La combine est simple. Des grossistes achètent des quantités de cartouches à prix cassé, souvent en Algérie (2,7 milliards de cigarettes algériennes ont inondé le marché français en 2014), où les dix paquets se monnaient à peine une dizaine d’euros. La filière d’acheminement est bien rôdée. Essentiellement navale, elle dispache au maximum les cargaisons, faisant passer la marchandise petite quantité par petite quantité, pour éviter les grosses saisies. Une fois arrivées sur le sol français, les cartouches sont cédées pour une trentaine d’euros à des revendeurs, qui en tirent 50 euros sur les plaques tournantes du trafic : Marseille, le quartier de Barbès à Paris, la Seine-Saint-Denis, etc.
Le geste peut sembler anodin, la consommation de cigarettes étant un acte ultra-répandu et tout à fait légal, pourtant, acheter son paquet à un vendeur à la sauvette entraine des conséquences directes et indirectes néfastes. Première d’entre elles, l’augmentation de la criminalité qui en résulte. Une criminalité qui se porte bien, puisque le commerce de cigarettes illicites rapporterait 159 millions par an en Seine-Saint-Denis, 42 millions d’euros à Marseille.
Mais le phénomène n’est pas franco-français. Sur l’ensemble du territoire européen, 10,4 % des cigarettes consommées sont illicites, soit 56,6 milliards de cigarettes, pour 11 milliards d’euros annuels de pertes de recettes fiscales pour les contribuables et collectivités. Si la France est toutefois davantage touchée que ses voisins européens, c’est sans doute parce qu’elle est le pays du Vieux Continent où le paquet de cigarettes est le plus cher, juste derrière la Norvège. Une donnée qui encourage les fumeurs à se tourner vers le marché parallèle.
Une politique de lutte contre le tabagisme… qui encourage la consommation de cigarettes illégales
La politique anti-tabac menée par le gouvernement, consistant à augmenter indéfiniment le prix du paquet pour dissuader les fumeurs, trouve ici ses limites. Le nombre de fumeurs n’a que faiblement baissé depuis 1990, et les recettes fiscales supplémentaires que l’Etat peut espérer engranger en augmentant les taxes sur les produits du tabac sont compensées par le fait que cette augmentation incite les fumeurs à avoir recours au marché parallèle.
Le paquet neutre, sur lequel le gouvernement place de gros espoirs, ne devrait pas arranger la donne. Mesure phare de la loi anti-tabac portée par Marisol Touraine dont les députés viennent de voter l’entrée en vigueur à compter de mai 2016, cette initiative vise à uniformiser les paquets, en ôtant logos et couleurs des marques, c’est à dire « tout accessoire publicitaire ». Bref, des paquets tous semblables, bardés d’images repoussantes, griffés du nom des marques dans une typographie standard, en petits caractères.

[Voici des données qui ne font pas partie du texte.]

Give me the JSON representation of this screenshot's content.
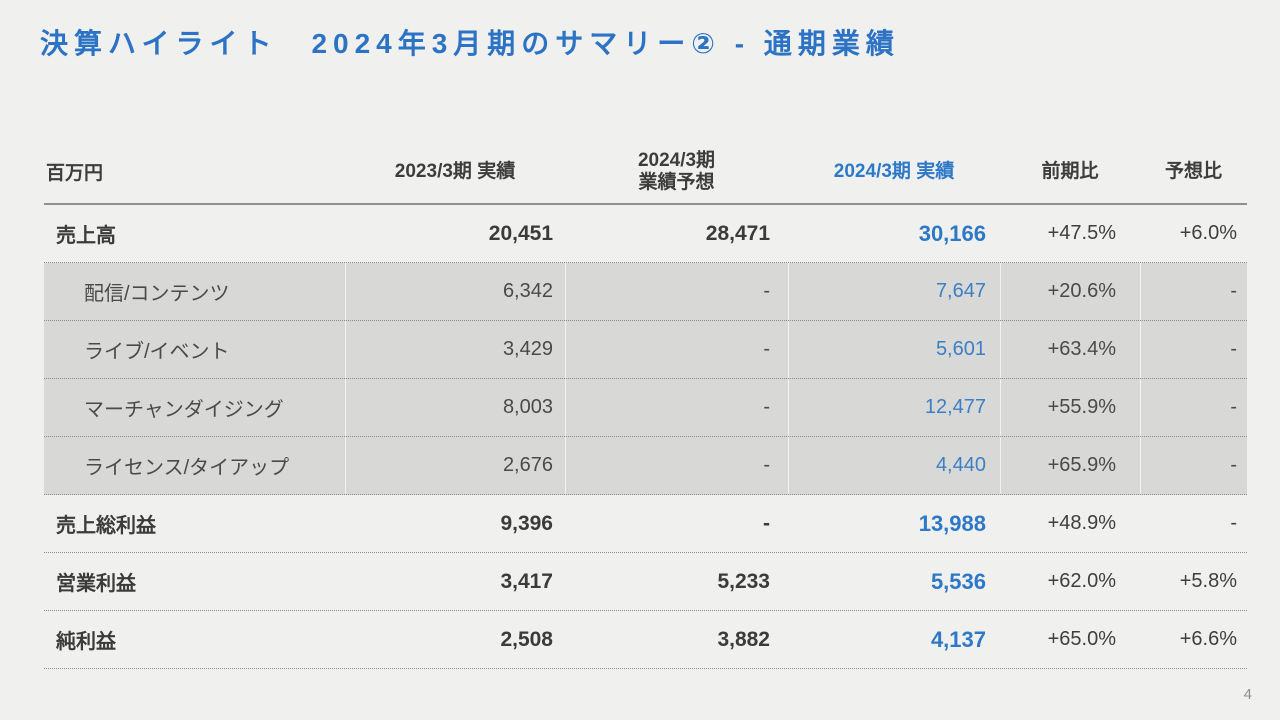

L’idée aurait pu sembler bonne, si des précédents étrangers ne nous avertissaient de son manque d’efficacité, voire de sa dangerosité. En Australie, l’entrée en vigueur du paquet neutre a entrainé une explosion du marché parallèle, qui de 11,5 % de la consommation globale en 2012 est passé à 14,5 % en 2014, soit une augmentation de 25 %, à en croire KPMG.
De la même manière qu’en Australie, en France, à n’en pas douter, l’instauration du paquet neutre constituera un formidable appel d’air pour le marché parallèle. La contrebande s’en trouvera également favorisée, un paquet monochrome étant par définition plus facile à reproduire que son pendant personnalisé.

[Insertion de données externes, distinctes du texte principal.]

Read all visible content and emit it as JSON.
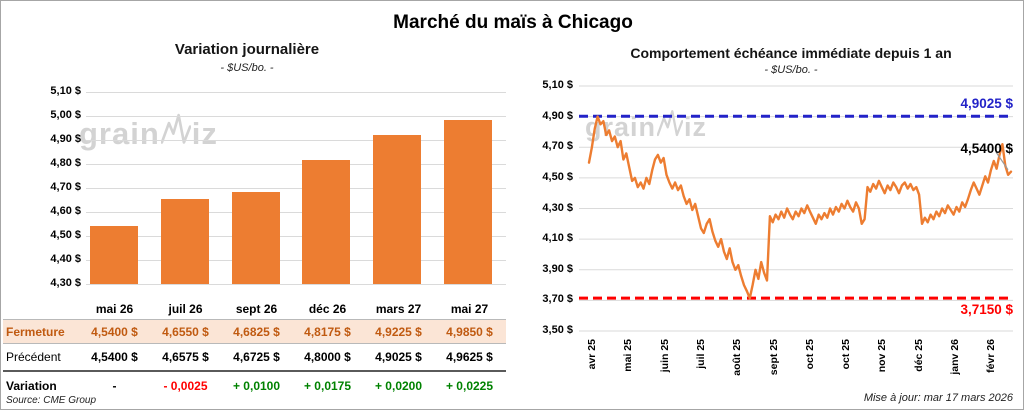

Une telle initiative n’aurait de sens que si les politiques européennes étaient harmonisées sur le sujet, pour limiter les achats transfrontaliers. Ce n’est pas le cas. Quand bien même, si tous les pays de l’Union accordaient leurs violons sur le paquet neutre, cela ne ferait que renforcer l’emprise de pays voisins, comme l’Algérie, dans le commerce illégal de cigarettes.
Prétendre inciter les fumeurs à diminuer voire stopper net leur consommation est une intention louable. Reste que la politique anti-tabac de la France est inefficace, procédant depuis des décennies selon une équation séduisante, mais bancale : attaquer l’industrie du tabac, pour entrainer une baisse du nombre de fumeurs. Un mode opératoire démagogique mais souvent inopérant, alors qu’il faudrait se concentrer sur la sensibilisation des consommateurs, notamment des plus jeunes.